Scam Watch

How can you recognize eBanking Phishing Hides Behind IPv4 Mapped IPv6 Address (Belfius)?

TLDR

Researchers at SANS ISC observed a phishing wave targeting customers of a major Belgian bank (Belfius). The email looks like a standard banking login prompt, but the malicious link uses an obfuscation trick: it is written as an IPv6...

How it works

Researchers at SANS ISC observed a phishing wave targeting customers of a major Belgian bank (Belfius). The email looks like a standard banking login prompt, but the malicious link uses an obfuscation trick: it is written as an IPv6...

Red flags

  • URL uses an IP literal in square brackets rather than a bank domain. Sender urges login via link in email instead of typing the bank URL. Final destination is on a generic qzz.io subdomain mimicking bank login pages

What to do

  1. 1Never click banking links from emails
  2. 2open the bank site manually. Report suspicious bank themed messages to your bank and block the sender.

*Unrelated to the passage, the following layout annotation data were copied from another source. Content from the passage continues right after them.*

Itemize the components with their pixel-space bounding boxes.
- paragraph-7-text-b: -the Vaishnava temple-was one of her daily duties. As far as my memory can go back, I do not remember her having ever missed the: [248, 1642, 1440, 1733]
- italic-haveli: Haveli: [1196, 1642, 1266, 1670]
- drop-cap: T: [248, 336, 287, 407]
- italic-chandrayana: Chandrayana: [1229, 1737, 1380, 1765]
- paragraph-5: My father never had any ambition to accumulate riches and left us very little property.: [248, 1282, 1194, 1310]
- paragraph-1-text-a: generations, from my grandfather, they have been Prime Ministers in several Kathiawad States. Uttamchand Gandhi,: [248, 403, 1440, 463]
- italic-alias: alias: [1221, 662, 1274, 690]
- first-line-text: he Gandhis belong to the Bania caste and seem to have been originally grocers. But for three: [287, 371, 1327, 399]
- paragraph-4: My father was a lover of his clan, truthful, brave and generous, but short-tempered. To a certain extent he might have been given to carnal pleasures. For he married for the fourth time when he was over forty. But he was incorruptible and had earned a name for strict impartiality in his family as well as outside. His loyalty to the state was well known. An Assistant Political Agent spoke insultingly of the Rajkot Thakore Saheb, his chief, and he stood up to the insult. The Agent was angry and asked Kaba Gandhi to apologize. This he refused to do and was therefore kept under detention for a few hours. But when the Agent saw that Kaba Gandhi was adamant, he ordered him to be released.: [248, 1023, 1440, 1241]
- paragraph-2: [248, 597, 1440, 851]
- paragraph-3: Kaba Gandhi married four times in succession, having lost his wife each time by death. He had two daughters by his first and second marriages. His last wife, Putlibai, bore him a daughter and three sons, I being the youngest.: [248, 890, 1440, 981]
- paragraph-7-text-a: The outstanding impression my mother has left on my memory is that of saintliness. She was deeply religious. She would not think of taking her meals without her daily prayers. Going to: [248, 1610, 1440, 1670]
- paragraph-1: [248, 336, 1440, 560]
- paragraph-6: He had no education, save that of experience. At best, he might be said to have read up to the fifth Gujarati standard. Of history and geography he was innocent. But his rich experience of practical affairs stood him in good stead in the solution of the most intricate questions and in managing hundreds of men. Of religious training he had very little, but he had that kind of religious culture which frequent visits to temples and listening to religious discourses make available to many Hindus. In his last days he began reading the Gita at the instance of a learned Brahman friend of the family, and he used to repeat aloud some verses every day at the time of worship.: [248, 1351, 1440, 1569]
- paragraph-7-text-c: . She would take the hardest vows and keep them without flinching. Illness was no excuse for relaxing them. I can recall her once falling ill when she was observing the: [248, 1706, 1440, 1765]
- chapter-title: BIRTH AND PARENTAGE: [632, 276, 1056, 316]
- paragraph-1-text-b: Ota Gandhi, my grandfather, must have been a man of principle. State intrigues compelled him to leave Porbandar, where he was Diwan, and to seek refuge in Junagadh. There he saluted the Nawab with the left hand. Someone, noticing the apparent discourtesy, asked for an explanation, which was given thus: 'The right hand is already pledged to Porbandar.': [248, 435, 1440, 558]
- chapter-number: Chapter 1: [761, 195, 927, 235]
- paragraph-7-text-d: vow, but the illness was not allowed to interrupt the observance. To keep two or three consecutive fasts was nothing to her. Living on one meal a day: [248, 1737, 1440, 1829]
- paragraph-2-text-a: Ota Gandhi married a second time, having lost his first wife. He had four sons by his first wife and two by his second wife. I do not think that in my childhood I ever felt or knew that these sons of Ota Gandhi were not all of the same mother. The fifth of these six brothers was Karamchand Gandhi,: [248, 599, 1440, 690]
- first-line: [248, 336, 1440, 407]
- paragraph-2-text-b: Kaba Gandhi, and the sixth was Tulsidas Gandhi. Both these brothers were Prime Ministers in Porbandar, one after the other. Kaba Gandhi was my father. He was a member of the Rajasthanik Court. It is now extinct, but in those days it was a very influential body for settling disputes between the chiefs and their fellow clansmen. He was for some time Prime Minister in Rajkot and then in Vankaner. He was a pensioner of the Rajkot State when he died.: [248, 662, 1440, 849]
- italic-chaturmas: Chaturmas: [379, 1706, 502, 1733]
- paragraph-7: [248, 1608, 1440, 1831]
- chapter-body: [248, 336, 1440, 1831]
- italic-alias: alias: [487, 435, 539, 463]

Enable hardware key or app based 2FA so a stolen password is not enough

Source

sans-isc

Source reviewed by Mythos Forensic Team

https://isc.sans.edu/diary/rss/33090

FAQ

Is eBanking Phishing Hides Behind IPv4 Mapped IPv6 Address (Belfius) a real scam pattern?

Yes. Treat the message, call, or payment request as suspicious until you verify it through an official channel.

What are the first warning signs?

URL uses an IP literal in square brackets rather than a bank domain. Sender urges login via link in email instead of typing the bank URL. Final destination is on a generic qzz.io subdomain mimicking bank login pages

What should I do first?

Never click banking links from emails; open the bank site manually. Report suspicious bank themed messages to your bank and block the sender. Enable hardware key or app based 2FA so a stolen password is not enough

Can LegalAudit check my case?

Yes. Start a free chat and paste the message, link, sender, or payment details for triage.